| | Joseph,
You're correct that I come-off emotionally-charged when it comes to ideas. You ask:
Would you think me wise to ignore such oversights in the future? You seem to feel the same about misrepresentation, so surely you can understand my concern in regards to this discussion.
No, but my point about your method is missed by that question. Yes, I care about misrepresentation. As I said, I argued for the explicit representation of a rival's view in my first article. Two points are salient:
(1) whether the scope of volition even allows for the voluntary forfeiture of any human rights (2) and whether socialism -- in practice -- is ever completely voluntary (as it must be, for your point to retain relevance)

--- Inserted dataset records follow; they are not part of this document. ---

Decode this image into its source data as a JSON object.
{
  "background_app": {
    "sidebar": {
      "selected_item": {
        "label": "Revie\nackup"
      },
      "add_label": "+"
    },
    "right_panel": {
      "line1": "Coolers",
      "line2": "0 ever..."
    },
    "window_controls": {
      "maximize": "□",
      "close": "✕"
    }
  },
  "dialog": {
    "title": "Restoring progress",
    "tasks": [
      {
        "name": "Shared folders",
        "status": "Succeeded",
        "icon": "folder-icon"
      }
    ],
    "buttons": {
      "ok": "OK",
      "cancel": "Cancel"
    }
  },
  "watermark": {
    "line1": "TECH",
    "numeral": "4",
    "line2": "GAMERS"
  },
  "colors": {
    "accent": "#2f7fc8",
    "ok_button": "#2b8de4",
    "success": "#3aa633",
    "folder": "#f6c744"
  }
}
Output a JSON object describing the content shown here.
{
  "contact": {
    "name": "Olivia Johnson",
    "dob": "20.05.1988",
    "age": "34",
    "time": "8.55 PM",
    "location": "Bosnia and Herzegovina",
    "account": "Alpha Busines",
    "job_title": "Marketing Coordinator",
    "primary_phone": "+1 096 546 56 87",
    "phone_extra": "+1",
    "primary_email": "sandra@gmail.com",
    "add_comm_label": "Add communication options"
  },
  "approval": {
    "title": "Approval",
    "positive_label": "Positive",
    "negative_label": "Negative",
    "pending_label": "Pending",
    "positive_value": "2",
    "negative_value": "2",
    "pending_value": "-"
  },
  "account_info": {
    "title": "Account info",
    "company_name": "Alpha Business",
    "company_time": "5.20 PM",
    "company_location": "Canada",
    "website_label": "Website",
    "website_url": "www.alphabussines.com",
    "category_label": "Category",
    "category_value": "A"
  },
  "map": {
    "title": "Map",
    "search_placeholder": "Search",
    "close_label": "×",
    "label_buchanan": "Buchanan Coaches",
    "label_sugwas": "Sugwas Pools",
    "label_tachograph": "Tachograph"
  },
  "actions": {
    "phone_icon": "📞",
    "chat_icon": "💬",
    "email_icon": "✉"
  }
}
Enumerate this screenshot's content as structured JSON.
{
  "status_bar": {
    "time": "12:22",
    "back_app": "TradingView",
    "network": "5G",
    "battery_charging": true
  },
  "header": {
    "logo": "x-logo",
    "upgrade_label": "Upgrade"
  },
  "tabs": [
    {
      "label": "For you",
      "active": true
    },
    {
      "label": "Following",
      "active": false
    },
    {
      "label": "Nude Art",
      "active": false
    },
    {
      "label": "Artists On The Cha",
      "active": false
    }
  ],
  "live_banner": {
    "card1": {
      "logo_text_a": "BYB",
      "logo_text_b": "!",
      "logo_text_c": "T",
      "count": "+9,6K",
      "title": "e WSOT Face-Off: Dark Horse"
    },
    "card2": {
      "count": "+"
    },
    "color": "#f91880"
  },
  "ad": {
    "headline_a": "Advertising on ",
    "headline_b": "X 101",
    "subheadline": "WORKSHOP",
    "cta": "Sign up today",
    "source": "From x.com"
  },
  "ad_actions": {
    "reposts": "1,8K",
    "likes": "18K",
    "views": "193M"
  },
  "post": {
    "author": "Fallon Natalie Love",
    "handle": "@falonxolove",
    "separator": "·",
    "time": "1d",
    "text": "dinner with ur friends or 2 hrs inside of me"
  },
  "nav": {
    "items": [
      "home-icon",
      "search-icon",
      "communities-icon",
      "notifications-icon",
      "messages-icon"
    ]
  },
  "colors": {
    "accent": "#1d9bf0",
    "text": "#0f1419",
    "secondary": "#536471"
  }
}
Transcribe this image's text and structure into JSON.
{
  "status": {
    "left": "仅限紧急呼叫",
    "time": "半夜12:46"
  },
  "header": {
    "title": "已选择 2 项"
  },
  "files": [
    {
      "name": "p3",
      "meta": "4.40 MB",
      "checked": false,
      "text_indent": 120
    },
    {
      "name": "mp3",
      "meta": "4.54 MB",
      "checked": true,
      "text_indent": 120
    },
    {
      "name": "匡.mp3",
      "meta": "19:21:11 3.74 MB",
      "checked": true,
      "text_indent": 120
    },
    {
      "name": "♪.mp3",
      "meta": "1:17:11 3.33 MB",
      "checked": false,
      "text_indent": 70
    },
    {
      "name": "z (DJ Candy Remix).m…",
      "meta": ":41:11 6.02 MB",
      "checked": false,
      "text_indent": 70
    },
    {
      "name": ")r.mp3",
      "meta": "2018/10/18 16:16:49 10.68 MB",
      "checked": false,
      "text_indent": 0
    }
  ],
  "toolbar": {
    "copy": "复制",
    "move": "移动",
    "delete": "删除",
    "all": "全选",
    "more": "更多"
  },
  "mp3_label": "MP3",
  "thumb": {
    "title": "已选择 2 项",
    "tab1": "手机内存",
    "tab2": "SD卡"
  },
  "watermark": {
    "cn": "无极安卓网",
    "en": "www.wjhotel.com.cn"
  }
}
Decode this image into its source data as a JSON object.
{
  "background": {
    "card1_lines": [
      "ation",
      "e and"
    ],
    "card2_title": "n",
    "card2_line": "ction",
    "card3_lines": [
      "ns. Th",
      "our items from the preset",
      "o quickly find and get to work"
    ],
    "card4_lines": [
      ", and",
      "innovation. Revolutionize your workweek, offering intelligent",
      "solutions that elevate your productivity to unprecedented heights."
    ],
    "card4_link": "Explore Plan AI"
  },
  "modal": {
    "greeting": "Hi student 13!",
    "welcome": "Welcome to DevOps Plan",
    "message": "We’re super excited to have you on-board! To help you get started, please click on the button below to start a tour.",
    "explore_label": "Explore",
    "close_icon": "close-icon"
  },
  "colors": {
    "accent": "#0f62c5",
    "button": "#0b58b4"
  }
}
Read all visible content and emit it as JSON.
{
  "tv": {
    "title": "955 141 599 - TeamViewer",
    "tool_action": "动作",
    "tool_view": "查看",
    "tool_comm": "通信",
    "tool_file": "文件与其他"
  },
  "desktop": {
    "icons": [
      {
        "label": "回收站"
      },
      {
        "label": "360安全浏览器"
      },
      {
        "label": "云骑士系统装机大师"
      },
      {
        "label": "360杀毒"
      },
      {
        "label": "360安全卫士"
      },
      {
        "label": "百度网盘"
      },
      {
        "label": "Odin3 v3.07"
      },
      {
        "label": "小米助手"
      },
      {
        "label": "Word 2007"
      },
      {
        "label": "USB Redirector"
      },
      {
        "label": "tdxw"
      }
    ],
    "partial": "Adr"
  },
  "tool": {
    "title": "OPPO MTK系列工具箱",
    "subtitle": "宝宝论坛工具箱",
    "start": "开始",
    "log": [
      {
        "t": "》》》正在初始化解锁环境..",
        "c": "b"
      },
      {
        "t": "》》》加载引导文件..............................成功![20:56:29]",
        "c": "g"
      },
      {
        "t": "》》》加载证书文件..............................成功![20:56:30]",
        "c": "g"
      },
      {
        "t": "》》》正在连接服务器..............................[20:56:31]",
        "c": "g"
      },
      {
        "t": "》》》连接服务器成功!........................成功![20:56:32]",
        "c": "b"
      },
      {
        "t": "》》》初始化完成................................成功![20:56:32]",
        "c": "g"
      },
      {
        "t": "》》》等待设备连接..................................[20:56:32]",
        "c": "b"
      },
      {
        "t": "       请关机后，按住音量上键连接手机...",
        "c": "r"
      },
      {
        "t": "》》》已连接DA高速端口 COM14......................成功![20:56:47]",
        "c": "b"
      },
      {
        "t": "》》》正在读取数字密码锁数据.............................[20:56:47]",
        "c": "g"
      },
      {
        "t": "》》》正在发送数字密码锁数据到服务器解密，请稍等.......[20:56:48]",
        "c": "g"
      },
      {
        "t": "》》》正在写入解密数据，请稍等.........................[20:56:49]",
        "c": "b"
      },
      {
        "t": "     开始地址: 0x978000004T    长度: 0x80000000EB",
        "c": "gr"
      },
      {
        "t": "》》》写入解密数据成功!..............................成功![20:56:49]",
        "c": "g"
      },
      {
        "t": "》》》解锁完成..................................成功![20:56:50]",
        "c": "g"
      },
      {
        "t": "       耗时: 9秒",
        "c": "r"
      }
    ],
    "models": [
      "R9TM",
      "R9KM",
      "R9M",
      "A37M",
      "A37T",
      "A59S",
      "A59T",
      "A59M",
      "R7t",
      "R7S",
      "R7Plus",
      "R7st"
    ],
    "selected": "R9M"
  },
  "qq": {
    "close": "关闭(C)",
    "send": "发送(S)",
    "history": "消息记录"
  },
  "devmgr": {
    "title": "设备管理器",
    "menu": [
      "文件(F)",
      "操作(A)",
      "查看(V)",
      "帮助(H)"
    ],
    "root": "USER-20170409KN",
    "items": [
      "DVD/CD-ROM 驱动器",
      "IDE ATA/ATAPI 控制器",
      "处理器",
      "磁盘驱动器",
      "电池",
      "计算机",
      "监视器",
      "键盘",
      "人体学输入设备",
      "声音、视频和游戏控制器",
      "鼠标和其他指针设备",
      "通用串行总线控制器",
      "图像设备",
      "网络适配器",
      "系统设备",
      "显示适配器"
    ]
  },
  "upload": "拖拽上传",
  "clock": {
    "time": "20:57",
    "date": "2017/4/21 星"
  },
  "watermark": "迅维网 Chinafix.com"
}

The latter is dealt with in the quote below:
When one observes the nightmare of the desperate efforts made by hundreds of thousands of people struggling to escape from the socialized countries of Europe, to escape over barbed-wire fences, under machine-gun fire—one can no longer believe that socialism, in any of its forms, is motivated by benevolence and by the desire to achieve men’s welfare.
No man of authentic benevolence could evade or ignore so great a horror on so vast a scale.
Socialism is not a movement of the people. It is a movement of the intellectuals, originated, led and controlled by the intellectuals, carried by them out of their stuffy ivory towers into those bloody fields of practice where they unite with their allies and executors: the thugs. Any "public" policy that, in practice, requires "thugs" isn't voluntary.